SRI LANKA: “O país inteiro foi baptizado de um dia para o outro”


O Pe. Prasad Harshan é sacerdote da Diocese de Colombo e coordenada as Equipas de "Animação da Fé" que trabalham com as vítimas do terrorismo, principalmente mulheres e crianças. Recentemente, concedeu uma entrevista à Fundação AIS (ACN) onde partilhou a sua experiência de apoio directo dado às vítimas dos ataques terroristas no Sri Lanka.

Padre Prasad, os ataques terroristas a três igrejas cristãs no Sri Lanka, na Páscoa, feriu os fiéis não apenas física e psicologicamente, mas também na sua fé. Como é que a Igreja os apoia?

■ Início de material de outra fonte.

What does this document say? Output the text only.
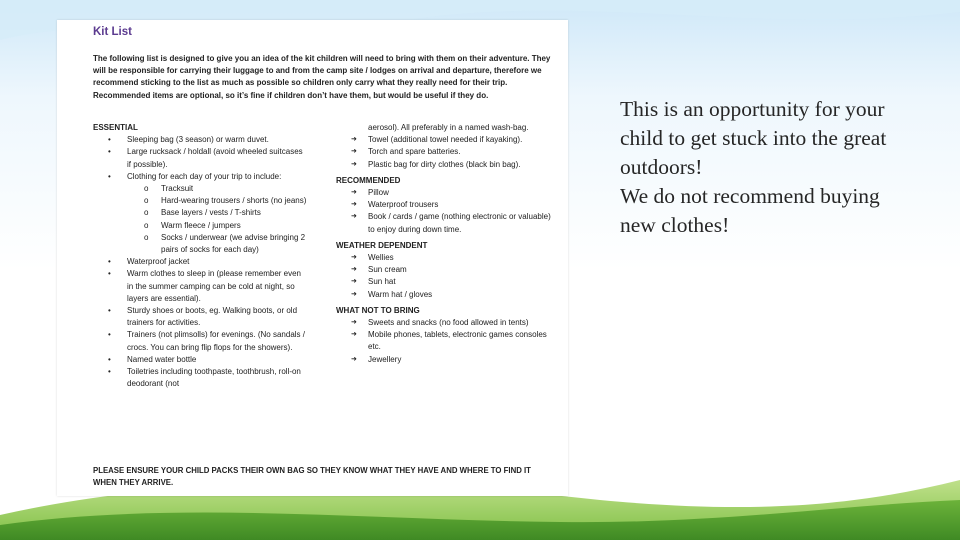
Kit List
The following list is designed to give you an idea of the kit children will need to bring with them on their adventure. They will be responsible for carrying their luggage to and from the camp site / lodges on arrival and departure, therefore we recommend sticking to the list as much as possible so children only carry what they really need for their trip. Recommended items are optional, so it’s fine if children don’t have them, but would be useful if they do.

ESSENTIAL

• Sleeping bag (3 season) or warm duvet.
• Large rucksack / holdall (avoid wheeled suitcases if possible).
• Clothing for each day of your trip to include:
o Tracksuit
o Hard-wearing trousers / shorts (no jeans)
o Base layers / vests / T-shirts
o Warm fleece / jumpers
o Socks / underwear (we advise bringing 2 pairs of socks for each day)
• Waterproof jacket
• Warm clothes to sleep in (please remember even in the summer camping can be cold at night, so layers are essential).
• Sturdy shoes or boots, eg. Walking boots, or old trainers for activities.
• Trainers (not plimsolls) for evenings. (No sandals / crocs. You can bring flip flops for the showers).
• Named water bottle
• Toiletries including toothpaste, toothbrush, roll-on deodorant (not
aerosol). All preferably in a named wash-bag.
➜ Towel (additional towel needed if kayaking).
➜ Torch and spare batteries.
➜ Plastic bag for dirty clothes (black bin bag).

RECOMMENDED

➜ Pillow
➜ Waterproof trousers
➜ Book / cards / game (nothing electronic or valuable) to enjoy during down time.

WEATHER DEPENDENT

➜ Wellies
➜ Sun cream
➜ Sun hat
➜ Warm hat / gloves

WHAT NOT TO BRING

➜ Sweets and snacks (no food allowed in tents)
➜ Mobile phones, tablets, electronic games consoles etc.
➜ Jewellery
PLEASE ENSURE YOUR CHILD PACKS THEIR OWN BAG SO THEY KNOW WHAT THEY HAVE AND WHERE TO FIND IT WHEN THEY ARRIVE.

This is an opportunity for your child to get stuck into the great outdoors!

We do not recommend buying new clothes!
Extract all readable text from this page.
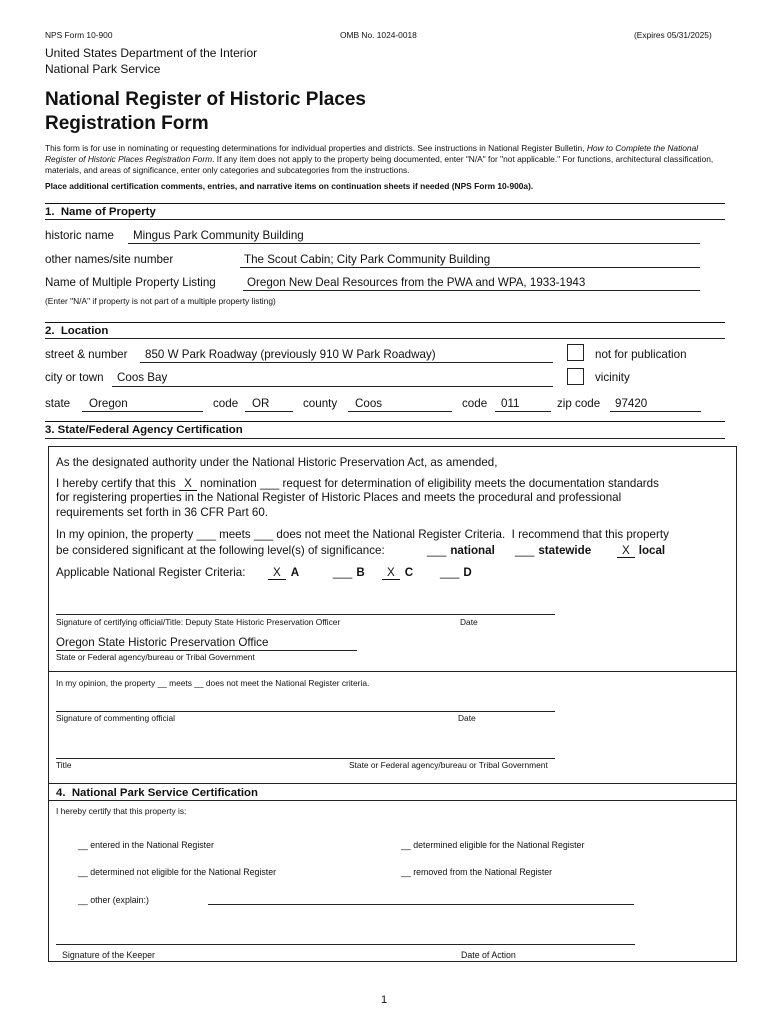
NPS Form 10-900	OMB No. 1024-0018	(Expires 05/31/2025)
United States Department of the Interior
National Park Service
National Register of Historic Places
Registration Form
This form is for use in nominating or requesting determinations for individual properties and districts. See instructions in National Register Bulletin, How to Complete the National Register of Historic Places Registration Form. If any item does not apply to the property being documented, enter "N/A" for "not applicable." For functions, architectural classification, materials, and areas of significance, enter only categories and subcategories from the instructions.
Place additional certification comments, entries, and narrative items on continuation sheets if needed (NPS Form 10-900a).
1.  Name of Property
historic name Mingus Park Community Building
other names/site number	The Scout Cabin; City Park Community Building
Name of Multiple Property Listing	Oregon New Deal Resources from the PWA and WPA, 1933-1943
(Enter "N/A" if property is not part of a multiple property listing)
2.  Location
street & number 850 W Park Roadway (previously 910 W Park Roadway)	not for publication
city or town Coos Bay	vicinity
state Oregon	code OR	county Coos	code 011	zip code 97420
3. State/Federal Agency Certification
As the designated authority under the National Historic Preservation Act, as amended,
I hereby certify that this X nomination ___ request for determination of eligibility meets the documentation standards
for registering properties in the National Register of Historic Places and meets the procedural and professional
requirements set forth in 36 CFR Part 60.
In my opinion, the property ___ meets ___ does not meet the National Register Criteria.  I recommend that this property
be considered significant at the following level(s) of significance:	___ national ___ statewide	X local
Applicable National Register Criteria:	X A	___ B	X C ___ D
Signature of certifying official/Title: Deputy State Historic Preservation Officer	Date
Oregon State Historic Preservation Office
State or Federal agency/bureau or Tribal Government
In my opinion, the property __ meets __ does not meet the National Register criteria.
Signature of commenting official	Date
Title	State or Federal agency/bureau or Tribal Government
4.  National Park Service Certification
I hereby certify that this property is:
__ entered in the National Register	__ determined eligible for the National Register
__ determined not eligible for the National Register	__ removed from the National Register
__ other (explain:)
Signature of the Keeper	Date of Action
1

O nosso Cardeal, Malcolm Ranjith, queria ter missionários nas ruas, de paróquia em paróquia, de rua a rua, para ouvir as pessoas nas suas casas, para ouvir as suas histórias e apoiá-las em todas as suas lutas da fé. Começámos a fazê-lo há três anos. Agora, ao tomarmos conhecimento desta tragédia, tornou-se uma bênção; uma bênção para a Igreja e para as pessoas. Somos cinco sacerdotes a trabalhar com as vítimas do terrorismo. Estamos activos especialmente em Negombo, onde 115 pessoas foram assassinadas e mais de 280 ficaram feridas numa única paróquia. Por todo lado vemos bandeiras negras de luto. As pessoas estão feridas física, mental e espiritualmente. Vemos como as pessoas foram feridas na sua fé e na sua vida religiosa. Em 30 anos de guerra civil, nunca tivemos este género de ataques à bomba nas igrejas. As pessoas questionam-se, porque é que isto aconteceu? E porquê na Páscoa?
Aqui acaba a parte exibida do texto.